Triplette's assignment was confounding because while he may have graded out acceptably on a play-by-play basis, his high-profile blunders were notable and numerous even in a season that has been pretty rough for all the zebras. Triplette's crew blew the down and the clock management late in the New York Giants' 24-17 win over the Washington Redskins on Dec. 1, and the very next week, he and his replay official mangled a scoring play by Cincinnati Bengals running back BenJarvus Green-Ellis that should not have been a touchdown.
As a result of Triplette's general ineptitude, current NFL VP of Officiating Dean Blandino has been taking extra time on the NFL Network to try to explain exactly what Triplette was doing. That seems necessary as Triplette appears unable to explain it himself. And it's not just a couple of outlier calls -- Triplette has a long history of being in over his head.
Former NFL VP of Officiating Mike Pereira, now a rules analyst for FOX Sports, told FOX's Curt Menefee this week that Triplette's postseason graduation seemed odd to him as well. Pereira pointed out that while the league no longer advances full officiating crews to the playoffs, at least three members of each regular-season crew will work together now.
"I am surprised, and I say that especially in Cincinnati, because if you look at Jeff Triplette, you go back to Week 13 -- his crew was the crew that lost track of the down in the New York Giants-Washington game," Pereira recalled. "And then you go to this play [the Green-Ellis play] with Cincinnati -- I mean, this was a play that was ruled short and down short of the goal line. They reversed it to a touchdown, and did not look at the contact that occurred at the five-yard line. Yet, Triplette still has Cincinnati in the wild-card [round]? And he has the same replay official that's going to accompany him to this game?
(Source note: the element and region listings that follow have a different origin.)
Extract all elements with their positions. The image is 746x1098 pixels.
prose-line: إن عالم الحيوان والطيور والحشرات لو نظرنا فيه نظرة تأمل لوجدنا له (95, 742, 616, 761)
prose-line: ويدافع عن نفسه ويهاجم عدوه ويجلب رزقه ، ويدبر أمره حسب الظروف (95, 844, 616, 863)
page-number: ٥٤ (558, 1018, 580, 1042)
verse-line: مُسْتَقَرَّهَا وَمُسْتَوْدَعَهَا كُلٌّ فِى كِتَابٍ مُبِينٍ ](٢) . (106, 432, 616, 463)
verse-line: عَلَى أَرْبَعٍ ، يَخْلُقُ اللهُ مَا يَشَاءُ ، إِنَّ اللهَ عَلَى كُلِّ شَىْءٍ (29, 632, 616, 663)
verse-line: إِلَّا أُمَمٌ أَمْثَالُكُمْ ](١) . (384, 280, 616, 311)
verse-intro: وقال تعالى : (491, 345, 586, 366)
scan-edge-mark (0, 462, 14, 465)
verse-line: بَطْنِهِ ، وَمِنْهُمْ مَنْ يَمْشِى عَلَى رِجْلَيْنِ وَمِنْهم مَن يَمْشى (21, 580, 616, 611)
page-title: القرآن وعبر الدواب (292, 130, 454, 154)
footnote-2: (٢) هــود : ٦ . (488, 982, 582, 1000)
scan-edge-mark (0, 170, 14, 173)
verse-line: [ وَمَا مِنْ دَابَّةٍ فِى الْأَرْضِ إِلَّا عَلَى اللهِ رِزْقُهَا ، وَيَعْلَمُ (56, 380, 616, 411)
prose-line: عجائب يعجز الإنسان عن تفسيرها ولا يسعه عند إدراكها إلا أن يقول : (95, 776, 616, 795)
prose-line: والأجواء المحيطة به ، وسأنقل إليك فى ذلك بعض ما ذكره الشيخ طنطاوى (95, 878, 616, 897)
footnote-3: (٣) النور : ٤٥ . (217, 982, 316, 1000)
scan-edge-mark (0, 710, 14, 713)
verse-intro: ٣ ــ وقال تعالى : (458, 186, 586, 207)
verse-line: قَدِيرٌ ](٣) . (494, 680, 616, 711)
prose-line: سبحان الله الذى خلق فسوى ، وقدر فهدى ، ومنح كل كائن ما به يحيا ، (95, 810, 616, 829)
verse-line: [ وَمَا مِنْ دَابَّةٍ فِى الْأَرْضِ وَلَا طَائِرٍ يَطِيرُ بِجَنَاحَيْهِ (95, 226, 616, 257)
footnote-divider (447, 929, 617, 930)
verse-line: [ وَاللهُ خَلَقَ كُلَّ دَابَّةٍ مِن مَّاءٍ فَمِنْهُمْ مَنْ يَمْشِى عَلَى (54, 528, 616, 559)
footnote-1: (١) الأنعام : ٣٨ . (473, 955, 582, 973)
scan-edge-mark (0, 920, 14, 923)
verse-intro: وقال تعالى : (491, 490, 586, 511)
That, to me, doesn't make sense, and I wouldn't have assigned it that way."
When Blandino was explaining the missed illegal formation penalty in the Week 17 game between the San Diego Chargers and Kansas City Chiefs that helped San Diego into the tournament (a call blown by Bill Leavy's crew, not Triplette's), he tried to insist that such mistakes stick with the officials in question.
"Officials are evaluated just like players are, and this type of a mistake sticks with this official," Blandino told the NFL Network on Dec. 31. "It will affect any potential postseason assignment, so we take all these things into consideration."